The Metal element framework suggests that the leader’s first responsibility in any significant organizational transition is to model the appropriate honoring of what is ending before championing what is beginning. This does not mean dwelling in loss or fostering organizational despondency. It means creating the space, through explicit acknowledgment, ritual marking, or simply the quality of honest conversation, in which the real losses of the transition can be named and honored. The Rashash taught that the ability to honor endings and completions is itself a form of wisdom, because it reflects the recognition that each stage of life has its own integrity and deserves to be properly closed before the next stage can be fully opened (Nahar Shalom, Shaar HaKlalim, 4).

References

  • Maciocia, G. (2015).

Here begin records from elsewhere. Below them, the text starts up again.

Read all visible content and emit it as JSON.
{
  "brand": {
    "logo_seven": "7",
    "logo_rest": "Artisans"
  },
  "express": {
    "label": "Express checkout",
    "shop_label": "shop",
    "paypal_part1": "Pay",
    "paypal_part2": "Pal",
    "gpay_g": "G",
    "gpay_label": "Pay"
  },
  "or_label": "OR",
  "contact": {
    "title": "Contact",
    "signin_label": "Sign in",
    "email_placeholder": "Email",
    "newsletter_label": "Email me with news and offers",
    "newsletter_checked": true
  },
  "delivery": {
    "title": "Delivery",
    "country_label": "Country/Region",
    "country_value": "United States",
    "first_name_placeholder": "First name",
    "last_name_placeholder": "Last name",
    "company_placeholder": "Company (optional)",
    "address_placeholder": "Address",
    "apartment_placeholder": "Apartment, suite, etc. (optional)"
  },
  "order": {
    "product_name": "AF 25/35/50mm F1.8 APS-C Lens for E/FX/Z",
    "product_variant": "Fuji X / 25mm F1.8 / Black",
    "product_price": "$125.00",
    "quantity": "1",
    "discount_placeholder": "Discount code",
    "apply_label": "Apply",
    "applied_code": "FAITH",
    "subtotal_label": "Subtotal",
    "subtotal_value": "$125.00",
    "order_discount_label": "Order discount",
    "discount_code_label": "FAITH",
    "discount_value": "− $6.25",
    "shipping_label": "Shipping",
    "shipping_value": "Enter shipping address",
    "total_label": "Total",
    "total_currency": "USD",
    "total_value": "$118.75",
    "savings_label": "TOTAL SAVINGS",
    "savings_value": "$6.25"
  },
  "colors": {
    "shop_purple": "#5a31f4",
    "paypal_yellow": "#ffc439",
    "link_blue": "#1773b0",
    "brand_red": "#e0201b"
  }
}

The Foundations of Chinese Medicine (3rd ed.). Churchill Livingstone.
  • Bonanno, G. A. (2009). The Other Side of Sadness: What the New Science of Bereavement Tells Us About Life After Loss. Basic Books.
  • Mednick, S. A. (1962). The associative basis of the creative process. Psychological Review, 69(3), 220–232.
  • Chida (Rabbi Chaim Yosef David Azulai), Midbar Kedemot, Aleph, 3.
  • Baal Shem Tov, Tzavaat HaRivash, 44.